James Moorman Howry was born in Fincastle, Virginia, on August 4, 1804, and grew up in Hawkins County, Tennessee. He served as a colonel in the Tennessee Militia and practiced law in Nashville after 1831, though he did not have a formal legal education. In 1836 or 1837, Howry moved to Oxford, Mississippi, where he continued his successful legal career, served as judge for the 8th judicial district, and became a founding member of the University of Mississippi's board of trustees (1844-1870). He continued to assist in the university's governance throughout much of the rest of his life, and also became a state senator (1858-1861) and trustee of Union Female College. He and his wife, Narcissa Bowen (1818-1870), were married in 1834, and had at least nine children: Susan, Henry, Charles Bowen (1844-1928), Alice, Samuel, Herschel, Sallie, Frederick, and Peyton. James Moorman Howry died on April 14, 1884.
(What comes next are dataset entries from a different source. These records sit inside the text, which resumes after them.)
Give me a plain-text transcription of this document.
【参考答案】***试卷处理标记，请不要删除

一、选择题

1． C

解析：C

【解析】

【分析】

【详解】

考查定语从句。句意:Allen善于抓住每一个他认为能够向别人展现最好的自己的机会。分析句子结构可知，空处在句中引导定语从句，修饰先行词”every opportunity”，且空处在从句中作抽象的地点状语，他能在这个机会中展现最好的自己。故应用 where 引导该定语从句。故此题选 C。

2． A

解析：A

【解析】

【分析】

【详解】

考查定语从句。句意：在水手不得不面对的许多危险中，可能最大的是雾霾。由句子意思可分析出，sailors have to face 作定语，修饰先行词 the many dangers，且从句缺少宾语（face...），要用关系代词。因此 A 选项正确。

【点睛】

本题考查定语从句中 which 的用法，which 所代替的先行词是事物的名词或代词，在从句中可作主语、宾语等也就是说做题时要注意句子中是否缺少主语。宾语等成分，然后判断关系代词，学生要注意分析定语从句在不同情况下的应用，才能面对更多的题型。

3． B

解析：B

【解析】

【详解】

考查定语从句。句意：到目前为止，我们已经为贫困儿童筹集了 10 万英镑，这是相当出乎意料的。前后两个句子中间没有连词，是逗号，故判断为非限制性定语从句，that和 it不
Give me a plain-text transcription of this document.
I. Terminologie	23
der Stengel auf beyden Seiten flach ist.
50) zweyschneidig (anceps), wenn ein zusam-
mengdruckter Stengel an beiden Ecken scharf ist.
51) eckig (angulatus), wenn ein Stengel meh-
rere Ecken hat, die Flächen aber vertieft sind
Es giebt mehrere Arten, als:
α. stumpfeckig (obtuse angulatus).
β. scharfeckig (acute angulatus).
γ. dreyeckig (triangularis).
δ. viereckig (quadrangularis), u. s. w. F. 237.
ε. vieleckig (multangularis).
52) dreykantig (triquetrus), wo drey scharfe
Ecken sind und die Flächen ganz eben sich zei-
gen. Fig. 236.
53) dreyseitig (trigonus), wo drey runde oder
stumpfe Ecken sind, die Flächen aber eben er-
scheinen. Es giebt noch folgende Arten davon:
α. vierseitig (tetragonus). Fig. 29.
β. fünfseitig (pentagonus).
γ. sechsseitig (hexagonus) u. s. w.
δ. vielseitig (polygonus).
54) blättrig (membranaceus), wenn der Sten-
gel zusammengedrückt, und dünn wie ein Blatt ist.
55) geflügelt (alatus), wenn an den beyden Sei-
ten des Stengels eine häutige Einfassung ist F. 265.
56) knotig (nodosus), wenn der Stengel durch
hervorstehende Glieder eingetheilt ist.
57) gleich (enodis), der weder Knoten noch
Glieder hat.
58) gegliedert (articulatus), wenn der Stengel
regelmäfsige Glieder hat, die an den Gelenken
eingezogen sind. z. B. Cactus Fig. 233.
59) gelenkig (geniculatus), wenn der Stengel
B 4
Charles Bowen Howry was born on May 14, 1844. He briefly attended the University of Mississippi before enlisting as a corporal in Company A of the 29th Mississippi Infantry Regiment at the outbreak of the Civil War; he later became a first lieutenant. After the war, he returned to the University of Mississippi, and he graduated in 1867 with a degree in law. Howry owned a successful legal practice in Oxford, Mississippi, and held many public positions, including service as a state senator (1880-1884), United States district attorney (1885-1889), and assistant attorney general of the United States (1893-1896). Charles Bowen Howry died in 1928.